Chess became popular at Maryland when quarterback Taulia Tagovailoa, offensive lineman Spencer Anderson and cornerback Glendon Miller joined the program and began playing. Players can be found huddling in the office of Charlie Harley, Chantz’s father and the team’s director of character and leadership development, who has a chess board there.

“It’s almost every day that you see a person in there playing a game,” said Chantz Harley, adding that Carson Mitchell, an operations assistant for the team, is a top player.

There’s a vigorous debate over who is the most dangerous player. Trader said Fontus and Harley are “very good,” and Harley said sophomore linebacker David DeGuzman was specifically not invited to participate in the tournament because of his prowess at chess.

Edwards voted for Tagovailoa, who is busy preparing for the NFL draft.

“I’d get my butt whupped by Taulia, but every fifth or sixth game, I would beat him,” he said. “It was the talk of the quarterbacks room for weeks.”

Players are taking different approaches to Wednesday’s tournament. Harley said he has been consulting with a chess tutor, while Edwards said he has been playing five to 10 games per day. But Trader said he plays as many as 30 games per day during breaks and before sleep.

“I still watch a lot of YouTube videos because there are still a lot of things I don’t understand about chess,” he said. “I find myself studying those videos and then trying them out.“

When informed of Trader’s daily usage, Harley said, “If Dante’s playing 30, I guess I’ve got to start playing 31. I didn’t know that.”

Locksley said he is open to joining the Chess.com broadcast and providing some commentary during the proceedings.

“I’m trying to be the Black John Madden so that one day I can be on TV and get in on some of the action,” he quipped. “‘Look at Chantz Harley here.

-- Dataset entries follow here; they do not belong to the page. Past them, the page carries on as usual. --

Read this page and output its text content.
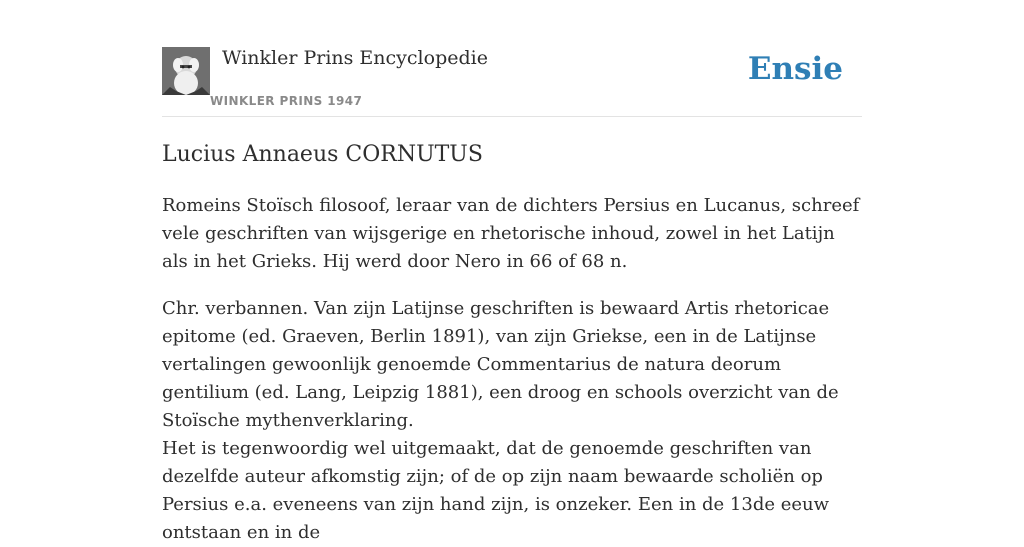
Winkler Prins Encyclopedie
WINKLER PRINS 1947
Ensie
Lucius Annaeus CORNUTUS

Romeins Stoïsch filosoof, leraar van de dichters Persius en Lucanus, schreef vele geschriften van wijsgerige en rhetorische inhoud, zowel in het Latijn als in het Grieks. Hij werd door Nero in 66 of 68 n.

Chr. verbannen. Van zijn Latijnse geschriften is bewaard Artis rhetoricae epitome (ed. Graeven, Berlin 1891), van zijn Griekse, een in de Latijnse vertalingen gewoonlijk genoemde Commentarius de natura deorum gentilium (ed. Lang, Leipzig 1881), een droog en schools overzicht van de Stoïsche mythenverklaring.

Het is tegenwoordig wel uitgemaakt, dat de genoemde geschriften van dezelfde auteur afkomstig zijn; of de op zijn naam bewaarde scholiën op Persius e.a. eveneens van zijn hand zijn, is onzeker. Een in de 13de eeuw ontstaan en in de
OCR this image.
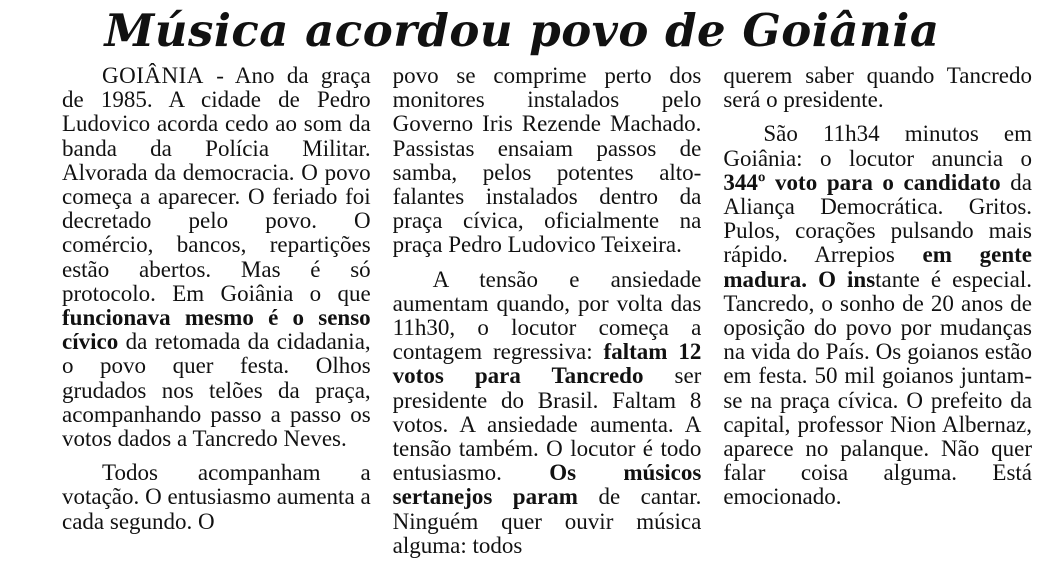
Música acordou povo de Goiânia

GOIÂNIA - Ano da graça de 1985. A cidade de Pedro Ludovico acorda cedo ao som da banda da Polícia Militar. Alvorada da democracia. O povo começa a aparecer. O feriado foi decretado pelo povo. O comércio, bancos, repartições estão abertos. Mas é só protocolo. Em Goiânia o que funcionava mesmo é o senso cívico da retomada da cidadania, o povo quer festa. Olhos grudados nos telões da praça, acompanhando passo a passo os votos dados a Tancredo Neves.

Todos acompanham a votação. O entusiasmo aumenta a cada segundo. O

povo se comprime perto dos monitores instalados pelo Governo Iris Rezende Machado. Passistas ensaiam passos de samba, pelos potentes alto-falantes instalados dentro da praça cívica, oficialmente na praça Pedro Ludovico Teixeira.

A tensão e ansiedade aumentam quando, por volta das 11h30, o locutor começa a contagem regressiva: faltam 12 votos para Tancredo ser presidente do Brasil. Faltam 8 votos. A ansiedade aumenta. A tensão também. O locutor é todo entusiasmo. Os músicos sertanejos param de cantar. Ninguém quer ouvir música alguma: todos

querem saber quando Tancredo será o presidente.

São 11h34 minutos em Goiânia: o locutor anuncia o 344º voto para o candidato da Aliança Democrática. Gritos. Pulos, corações pulsando mais rápido. Arrepios em gente madura. O instante é especial. Tancredo, o sonho de 20 anos de oposição do povo por mudanças na vida do País. Os goianos estão em festa. 50 mil goianos juntam-se na praça cívica. O prefeito da capital, professor Nion Albernaz, aparece no palanque. Não quer falar coisa alguma. Está emocionado.
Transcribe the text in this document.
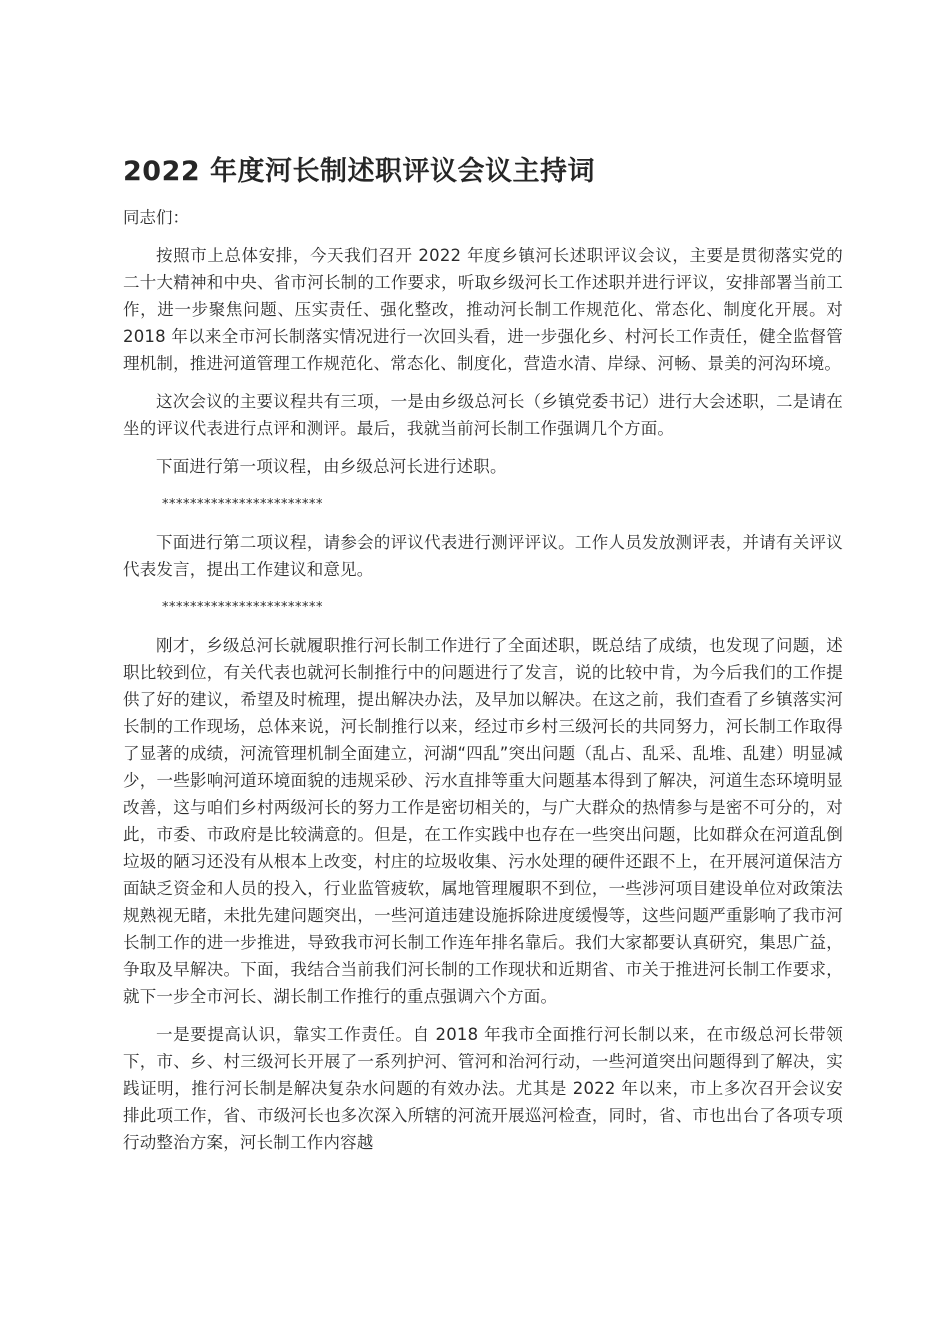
2022 年度河长制述职评议会议主持词

同志们：

按照市上总体安排，今天我们召开 2022 年度乡镇河长述职评议会议，主要是贯彻落实党的二十大精神和中央、省市河长制的工作要求，听取乡级河长工作述职并进行评议，安排部署当前工作，进一步聚焦问题、压实责任、强化整改，推动河长制工作规范化、常态化、制度化开展。对 2018 年以来全市河长制落实情况进行一次回头看，进一步强化乡、村河长工作责任，健全监督管理机制，推进河道管理工作规范化、常态化、制度化，营造水清、岸绿、河畅、景美的河沟环境。

这次会议的主要议程共有三项，一是由乡级总河长（乡镇党委书记）进行大会述职，二是请在坐的评议代表进行点评和测评。最后，我就当前河长制工作强调几个方面。

下面进行第一项议程，由乡级总河长进行述职。

***********************

下面进行第二项议程，请参会的评议代表进行测评评议。工作人员发放测评表，并请有关评议代表发言，提出工作建议和意见。

***********************

刚才，乡级总河长就履职推行河长制工作进行了全面述职，既总结了成绩，也发现了问题，述职比较到位，有关代表也就河长制推行中的问题进行了发言，说的比较中肯，为今后我们的工作提供了好的建议，希望及时梳理，提出解决办法，及早加以解决。在这之前，我们查看了乡镇落实河长制的工作现场，总体来说，河长制推行以来，经过市乡村三级河长的共同努力，河长制工作取得了显著的成绩，河流管理机制全面建立，河湖“四乱”突出问题（乱占、乱采、乱堆、乱建）明显减少，一些影响河道环境面貌的违规采砂、污水直排等重大问题基本得到了解决，河道生态环境明显改善，这与咱们乡村两级河长的努力工作是密切相关的，与广大群众的热情参与是密不可分的，对此，市委、市政府是比较满意的。但是，在工作实践中也存在一些突出问题，比如群众在河道乱倒垃圾的陋习还没有从根本上改变，村庄的垃圾收集、污水处理的硬件还跟不上，在开展河道保洁方面缺乏资金和人员的投入，行业监管疲软，属地管理履职不到位，一些涉河项目建设单位对政策法规熟视无睹，未批先建问题突出，一些河道违建设施拆除进度缓慢等，这些问题严重影响了我市河长制工作的进一步推进，导致我市河长制工作连年排名靠后。我们大家都要认真研究，集思广益，争取及早解决。下面，我结合当前我们河长制的工作现状和近期省、市关于推进河长制工作要求，就下一步全市河长、湖长制工作推行的重点强调六个方面。

一是要提高认识，靠实工作责任。自 2018 年我市全面推行河长制以来，在市级总河长带领下，市、乡、村三级河长开展了一系列护河、管河和治河行动，一些河道突出问题得到了解决，实践证明，推行河长制是解决复杂水问题的有效办法。尤其是 2022 年以来，市上多次召开会议安排此项工作，省、市级河长也多次深入所辖的河流开展巡河检查，同时，省、市也出台了各项专项行动整治方案，河长制工作内容越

That was a terrible move. Rookie move by the rook.’”

So who has the edge Wednesday? Trader declined to offer “any bulletin-board material,” but described himself as the dark horse. Edwards scoffed at that characterization.

“He’s playing 30 games a day,” he said. “I’m cruising under the surface level. I’m going to need an hour of greatness this week, and I’ll be ready.”

Even though there is no monetary prize for the champion, that’s fine with the players because the bragging rights are just as worthy.

“The group chat is buzzing,” Edwards said. “People are already talking crap.”

Said Trader: “Nobody expects me to win. But I’m coming for them.”

If he wins, Harley vowed to avoid any rematches until training camp in August.

“I’m not playing them again until something worth my time comes,” he said. “When I win this, I’m going to talk that talk, for sure.”